McCain told Trump she told Simon & Schuster, the publishers of Too Much and Never Enough, that she does not "like books like this." McCain added, "I don’t like family tell-all books, especially when it comes to families with fame and power, because they’re told from the one side and often the subjects are villainized to the point that I don’t actually end up believing the stuff written." McCain, the daughter of the late Sen. John McCain, told Trump there had been books about her family that were "complete and total garbage, told from a skewed perspective, and at the end of the day you get a really good paycheck out of it. But I don’t think it’s that legitimate."
.@MeghanMcCain to Mary Trump: “What do you say to people like me who think this is just a great way for you to get a paycheck right now?”
Trump: “If I had wanted to cash in... I would have done this ten years ago... and I would not have been taking the risks that I’m taking.” pic.twitter.com/grPPGHYcHt— The View (@TheView) July 23, 2020
"You’re entirely entitled to your opinion," Trump told McCain. "I think if you read the book, you see that I bring to the story my very deep experience within the family. I’m not some stranger writing it — I’m his niece." Trump, the daughter of President Trump's brother, the late Fred Trump Jr., and Linda Lee Clapp, told McCain she is not "extended" family. She said President Trump's children "are completely irrelevant to the story I was telling, which is in my view the foundational narrative about my family and how Donald became the person he is."
If Trump really wanted to take "revenge" on her uncle, Trump said, she would have released the book 10 years ago "when Donald was still a very public figure and I would not have been taking the risks that I’m taking." Considering how whistleblowers have been pushed out of President Trump's administration, Trump said she would have "preferred" not to publish a book. "But I felt it was extremely important that the American people have all of the information they need in order to make an informed decision," Trump explained.
Mary Trump on why she calls her grandfather, Pres.

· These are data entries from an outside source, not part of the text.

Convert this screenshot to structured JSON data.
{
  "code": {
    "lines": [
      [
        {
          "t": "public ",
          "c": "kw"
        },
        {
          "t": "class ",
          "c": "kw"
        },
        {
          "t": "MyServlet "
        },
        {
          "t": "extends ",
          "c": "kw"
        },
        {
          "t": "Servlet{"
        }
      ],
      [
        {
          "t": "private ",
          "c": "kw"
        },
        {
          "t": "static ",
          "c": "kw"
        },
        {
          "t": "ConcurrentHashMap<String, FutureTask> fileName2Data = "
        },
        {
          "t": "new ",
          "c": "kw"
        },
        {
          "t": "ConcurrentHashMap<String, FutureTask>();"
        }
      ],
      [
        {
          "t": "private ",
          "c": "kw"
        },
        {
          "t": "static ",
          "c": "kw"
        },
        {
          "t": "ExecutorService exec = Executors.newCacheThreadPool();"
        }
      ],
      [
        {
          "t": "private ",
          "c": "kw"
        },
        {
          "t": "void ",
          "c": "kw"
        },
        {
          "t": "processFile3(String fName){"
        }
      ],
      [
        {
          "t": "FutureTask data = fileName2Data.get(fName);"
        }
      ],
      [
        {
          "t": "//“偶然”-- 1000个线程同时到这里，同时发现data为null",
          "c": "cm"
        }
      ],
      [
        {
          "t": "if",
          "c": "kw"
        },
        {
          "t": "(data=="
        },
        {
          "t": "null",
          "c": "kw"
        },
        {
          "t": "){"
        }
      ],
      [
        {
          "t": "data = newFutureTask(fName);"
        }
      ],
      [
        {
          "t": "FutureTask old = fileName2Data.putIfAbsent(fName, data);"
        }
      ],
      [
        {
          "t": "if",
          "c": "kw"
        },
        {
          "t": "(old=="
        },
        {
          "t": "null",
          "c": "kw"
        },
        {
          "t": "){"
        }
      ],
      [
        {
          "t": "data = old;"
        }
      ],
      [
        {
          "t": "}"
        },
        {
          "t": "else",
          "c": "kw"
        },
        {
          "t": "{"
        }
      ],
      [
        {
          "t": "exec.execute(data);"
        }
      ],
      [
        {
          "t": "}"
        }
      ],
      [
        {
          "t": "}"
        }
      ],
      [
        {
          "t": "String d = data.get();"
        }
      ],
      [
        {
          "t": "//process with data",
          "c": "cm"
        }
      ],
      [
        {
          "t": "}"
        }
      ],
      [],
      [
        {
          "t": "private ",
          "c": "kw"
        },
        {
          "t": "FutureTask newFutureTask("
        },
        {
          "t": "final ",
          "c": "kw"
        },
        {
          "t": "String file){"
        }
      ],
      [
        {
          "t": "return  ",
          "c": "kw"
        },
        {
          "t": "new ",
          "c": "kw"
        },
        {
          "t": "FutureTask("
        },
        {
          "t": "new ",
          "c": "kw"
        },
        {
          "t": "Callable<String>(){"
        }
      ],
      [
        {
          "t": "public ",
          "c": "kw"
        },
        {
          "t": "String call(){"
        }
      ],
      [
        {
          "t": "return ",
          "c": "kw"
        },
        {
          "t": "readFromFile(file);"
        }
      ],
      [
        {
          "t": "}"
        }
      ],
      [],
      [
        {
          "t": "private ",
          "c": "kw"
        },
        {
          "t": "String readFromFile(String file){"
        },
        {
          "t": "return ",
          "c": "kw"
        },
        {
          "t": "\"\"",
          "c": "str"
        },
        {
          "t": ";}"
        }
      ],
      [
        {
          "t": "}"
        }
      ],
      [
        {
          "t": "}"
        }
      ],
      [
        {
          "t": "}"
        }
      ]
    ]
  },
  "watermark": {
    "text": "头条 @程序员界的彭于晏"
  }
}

Donald Trump’s father, a “high-functioning sociopath” who she says destroyed Donald: “My grandfather treated everything as a zero-sum game. If you weren’t winning, you were losing.” https://t.co/26VZnZVVIL pic.twitter.com/BeaWhKJ007— The View (@TheView) July 23, 2020
McCain responded by accusing Trump of not being "concerned enough to not go to the White House and have dinner with him" and said Trump has a "complicated relationship" with the president's family that she doesn't "understand." McCain also pointed out that the Trump family tried to stop the book from being published. "I do think if you were probably close to that family you would probably know your cousins, Don Jr. and Ivanka, on a level that you clearly don’t," McCain told Trump.
Trump also defended going to the White House for dinner in 2017, during the first months of the president's time in office. "The administration was at that point less than four months old. I was going there for my aunts’ birthdays, not to take advantage of Donald’s position," Trump said. She went on to tell McCain that she was "not entirely sure why" she was so focused on her cousins. "I did not go to the White House on the taxpayer dime, that’s a quite absurd thing to say," Trump added.
Too Much and Never Enough: How My Family Created the World's Most Dangerous Man was published on July 14. The book sold 1.35 million copies in its first week, Simon & Schuster said, reports CNBC. The book is now in its 17th printing and is being sold in five languages.